Mazamesso Assih (born 7 September 1979 in Lomé) is a Togolese politician. She has served as the Minister of Development at the Base, Financial Inclusion, Youth and Youth Employment in the Togolese government since 20 August 2024.

== Career==
=== Early career in Europe ===
She started her career at the Qualiteam group (Solly Azar) where she was responsible for monitoring portfolios and managing non-standard risks. She then held roles at EDF Assurance in France as an auto business officer, followed by Aon France and Peugeot France in insurance roles. In 2011 she joined Generali France.

===Return to Africa and entrepreneurship ===

In 2013, she founded Haz Consulting, initially established in Benin and later transferred to Togo.

=== Institutional engagement  ===
In 2014, she helped create the National Financial Inclusion Fund (FNFI), a government program aimed at facilitating access to financial services for disadvantaged populations. In November 2017 she was appointed Secretary of State to the Presidency of the Republic in charge of Financial Inclusion and the Organization of the Informal Sector. In October 2020, she became Minister in charge of Financial Inclusion and the Organization of the Informal Sector. In August 2024 she assumed her current ministerial role.

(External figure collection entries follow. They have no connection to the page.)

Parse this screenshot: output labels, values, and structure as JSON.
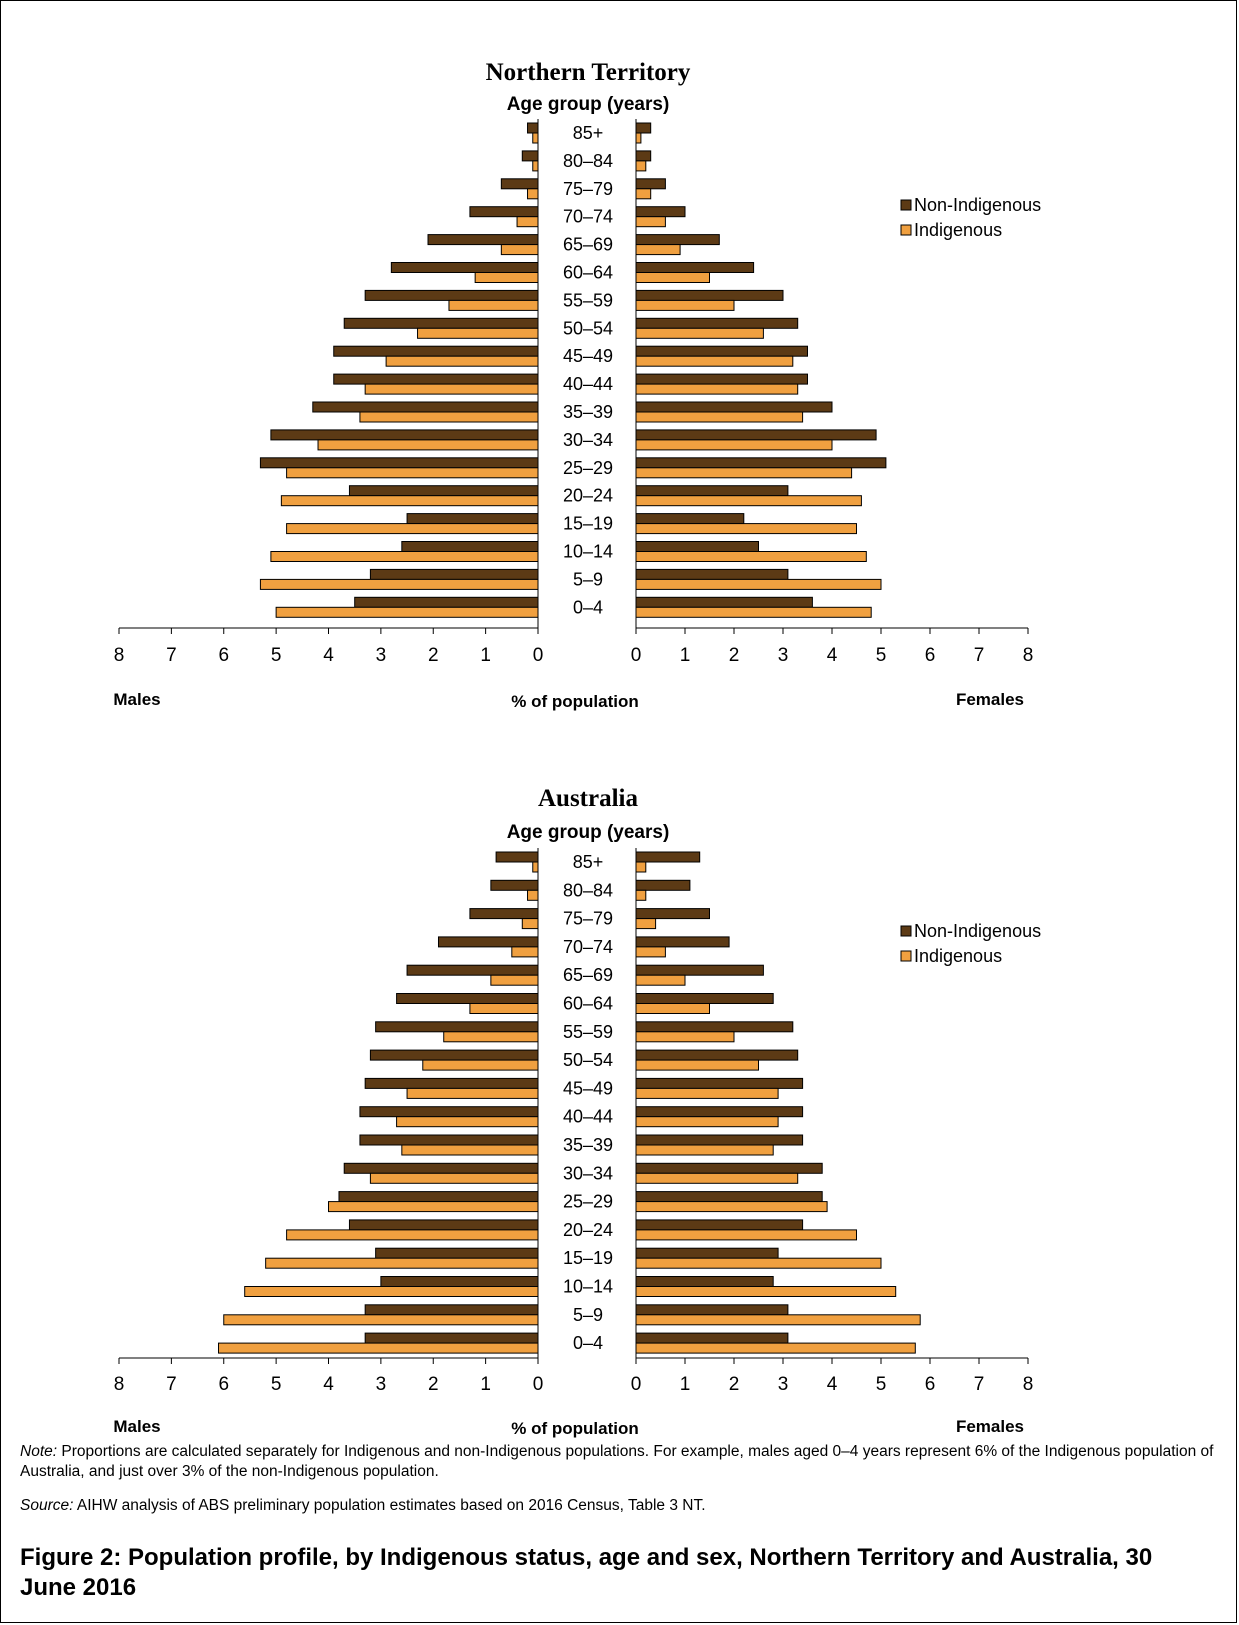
{
  "chart_data": [
    {
      "type": "bar",
      "title": "Northern Territory",
      "category_axis_title": "Age group (years)",
      "categories": [
        "85+",
        "80–84",
        "75–79",
        "70–74",
        "65–69",
        "60–64",
        "55–59",
        "50–54",
        "45–49",
        "40–44",
        "35–39",
        "30–34",
        "25–29",
        "20–24",
        "15–19",
        "10–14",
        "5–9",
        "0–4"
      ],
      "series": [
        {
          "name": "Non-Indigenous",
          "color": "#5c3a15",
          "males": [
            0.2,
            0.3,
            0.7,
            1.3,
            2.1,
            2.8,
            3.3,
            3.7,
            3.9,
            3.9,
            4.3,
            5.1,
            5.3,
            3.6,
            2.5,
            2.6,
            3.2,
            3.5
          ],
          "females": [
            0.3,
            0.3,
            0.6,
            1.0,
            1.7,
            2.4,
            3.0,
            3.3,
            3.5,
            3.5,
            4.0,
            4.9,
            5.1,
            3.1,
            2.2,
            2.5,
            3.1,
            3.6
          ]
        },
        {
          "name": "Indigenous",
          "color": "#f0a040",
          "males": [
            0.1,
            0.1,
            0.2,
            0.4,
            0.7,
            1.2,
            1.7,
            2.3,
            2.9,
            3.3,
            3.4,
            4.2,
            4.8,
            4.9,
            4.8,
            5.1,
            5.3,
            5.0
          ],
          "females": [
            0.1,
            0.2,
            0.3,
            0.6,
            0.9,
            1.5,
            2.0,
            2.6,
            3.2,
            3.3,
            3.4,
            4.0,
            4.4,
            4.6,
            4.5,
            4.7,
            5.0,
            4.8
          ]
        }
      ],
      "xlim": [
        0,
        8
      ],
      "ticks": [
        "8",
        "7",
        "6",
        "5",
        "4",
        "3",
        "2",
        "1",
        "0"
      ],
      "female_ticks": [
        "0",
        "1",
        "2",
        "3",
        "4",
        "5",
        "6",
        "7",
        "8"
      ],
      "xlabel": "% of population",
      "left_label": "Males",
      "right_label": "Females",
      "legend_position": "right"
    },
    {
      "type": "bar",
      "title": "Australia",
      "category_axis_title": "Age group (years)",
      "categories": [
        "85+",
        "80–84",
        "75–79",
        "70–74",
        "65–69",
        "60–64",
        "55–59",
        "50–54",
        "45–49",
        "40–44",
        "35–39",
        "30–34",
        "25–29",
        "20–24",
        "15–19",
        "10–14",
        "5–9",
        "0–4"
      ],
      "series": [
        {
          "name": "Non-Indigenous",
          "color": "#5c3a15",
          "males": [
            0.8,
            0.9,
            1.3,
            1.9,
            2.5,
            2.7,
            3.1,
            3.2,
            3.3,
            3.4,
            3.4,
            3.7,
            3.8,
            3.6,
            3.1,
            3.0,
            3.3,
            3.3
          ],
          "females": [
            1.3,
            1.1,
            1.5,
            1.9,
            2.6,
            2.8,
            3.2,
            3.3,
            3.4,
            3.4,
            3.4,
            3.8,
            3.8,
            3.4,
            2.9,
            2.8,
            3.1,
            3.1
          ]
        },
        {
          "name": "Indigenous",
          "color": "#f0a040",
          "males": [
            0.1,
            0.2,
            0.3,
            0.5,
            0.9,
            1.3,
            1.8,
            2.2,
            2.5,
            2.7,
            2.6,
            3.2,
            4.0,
            4.8,
            5.2,
            5.6,
            6.0,
            6.1
          ],
          "females": [
            0.2,
            0.2,
            0.4,
            0.6,
            1.0,
            1.5,
            2.0,
            2.5,
            2.9,
            2.9,
            2.8,
            3.3,
            3.9,
            4.5,
            5.0,
            5.3,
            5.8,
            5.7
          ]
        }
      ],
      "xlim": [
        0,
        8
      ],
      "ticks": [
        "8",
        "7",
        "6",
        "5",
        "4",
        "3",
        "2",
        "1",
        "0"
      ],
      "female_ticks": [
        "0",
        "1",
        "2",
        "3",
        "4",
        "5",
        "6",
        "7",
        "8"
      ],
      "xlabel": "% of population",
      "left_label": "Males",
      "right_label": "Females",
      "legend_position": "right"
    }
  ],
  "note": {
    "label": "Note:",
    "text": "Proportions are calculated separately for Indigenous and non-Indigenous populations. For example, males aged 0–4 years represent 6% of the Indigenous population of Australia, and just over 3% of the non-Indigenous population."
  },
  "source": {
    "label": "Source:",
    "text": "AIHW analysis of ABS preliminary population estimates based on 2016 Census, Table 3 NT."
  },
  "caption": "Figure 2: Population profile, by Indigenous status, age and sex, Northern Territory and Australia, 30 June 2016"
}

== Political party affiliation ==
Mazamesso Assih is a member of the Union for the Republic (UNIR). Since December 2017 she has served as National Deputy Delegate of the UNIR Youth Movement.

== Significance ==
Under her leadership, Togo has implemented reforms to increase its financial inclusion rate, including a national strategy and a reform (called “R4”) to strengthen support for very small, small and medium enterprises (VSMEs). Her work places her among the youngest generation of Togolese political leaders.